Personal information
- Born: 23 October 1976 (age 48) Kampala, Uganda
- Batting: Right-handed
- Bowling: Right-arm medium

Career statistics
| Competition | First-class | List A |
| Matches | 4 | 5 |
| Runs scored | 161 | 15 |
| Batting average | 20.12 | 3.75 |
| 100s/50s | 0/1 | 0/0 |
| Top score | 72 | 9 |
| Catches/stumpings | 5/0 | 5/0 |
- Source: CricketArchive, 28 March 2019

= Benjamin Musoke =

Ugandan cricketer (born 1976)

Benjamin Musoke (born 23 October 1976) is a Ugandan cricketer. A right-handed batsman and right-arm medium pace bowler, he has played for the Uganda national cricket team since 2001. His matches include four first-class matches and five List A matches.

==Playing career==

Mosoke's first international appearance was at the 1997 ICC Trophy when he represented East and Central Africa in five matches at the tournament in Kuala Lumpur, Malaysia. He first appeared for Uganda at the 2001 ICC Trophy. his first-class debut was in April 2004, when he played an ICC Intercontinental Cup match against Namibia, also playing against Kenya in the same tournament later in the year.

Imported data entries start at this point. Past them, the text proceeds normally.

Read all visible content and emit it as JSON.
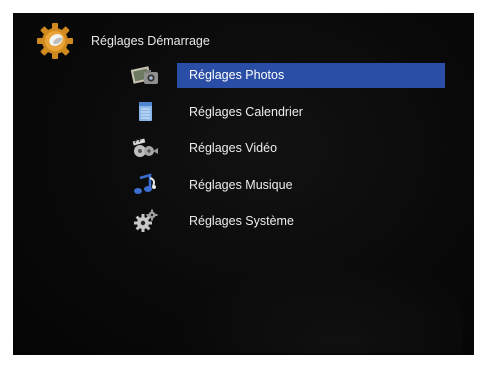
{
  "header": {
    "title": "Réglages Démarrage",
    "icon": "gear-icon"
  },
  "menu": {
    "items": [
      {
        "label": "Réglages Photos",
        "icon": "photos-icon",
        "selected": true
      },
      {
        "label": "Réglages Calendrier",
        "icon": "calendar-icon",
        "selected": false
      },
      {
        "label": "Réglages Vidéo",
        "icon": "video-icon",
        "selected": false
      },
      {
        "label": "Réglages Musique",
        "icon": "music-icon",
        "selected": false
      },
      {
        "label": "Réglages Système",
        "icon": "system-gears-icon",
        "selected": false
      }
    ]
  },
  "colors": {
    "selection": "#2a4ea6",
    "background": "#0a0a0a",
    "text": "#ededed"
  }
}
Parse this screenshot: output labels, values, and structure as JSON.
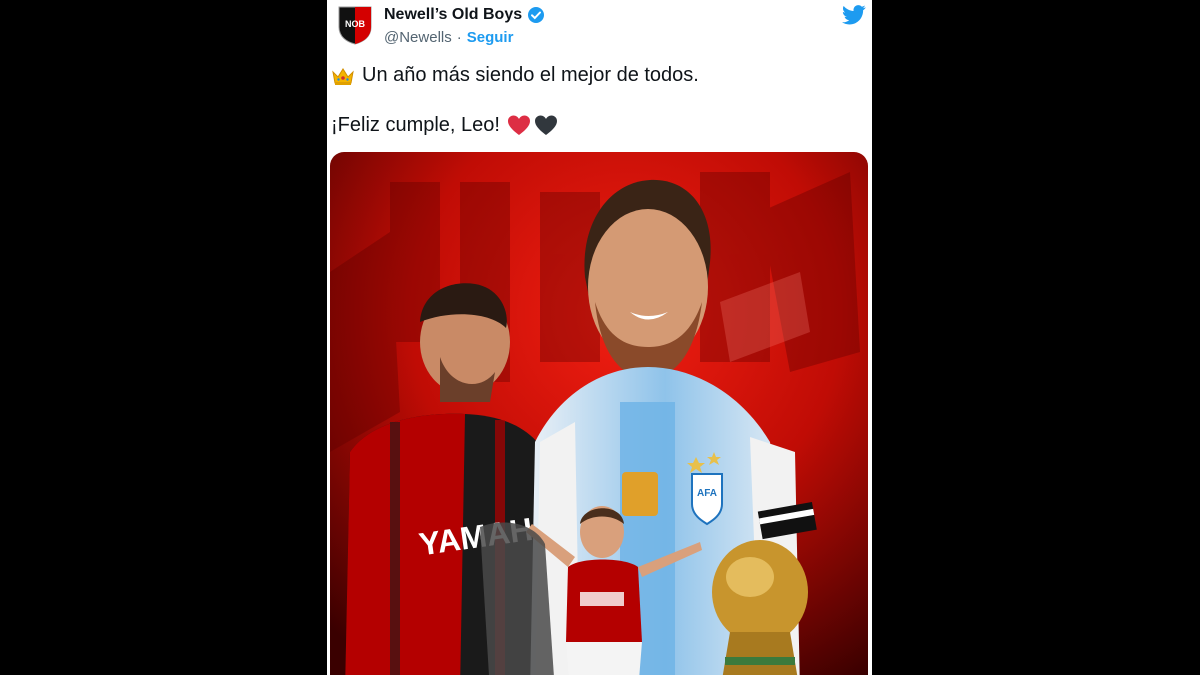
{
  "account": {
    "avatar_text": "NOB",
    "name": "Newell’s Old Boys",
    "handle": "@Newells",
    "separator": "·",
    "follow_label": "Seguir"
  },
  "tweet": {
    "line1_emoji": "crown-emoji",
    "line1": "Un año más siendo el mejor de todos.",
    "line2": "¡Feliz cumple, Leo!",
    "line2_emojis": [
      "red-heart-emoji",
      "black-heart-emoji"
    ]
  },
  "media": {
    "description_icon": "photo",
    "jersey_text": "YAMAHA",
    "badge_text": "AFA"
  },
  "colors": {
    "accent": "#1d9bf0",
    "club_red": "#d40000",
    "club_black": "#111111"
  }
}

In 2005, he played two further first-class matches against Kenya and Namibia in the 2005 ICC Intercontinental Cup and made his List A debut in the 2005 ICC Trophy. He has continued playing for Uganda since, playing matches against Bermuda and Canada in January 2007, before representing them at Division Three of the World Cricket League in Darwin, Australia later in the year, a tournament which Uganda won.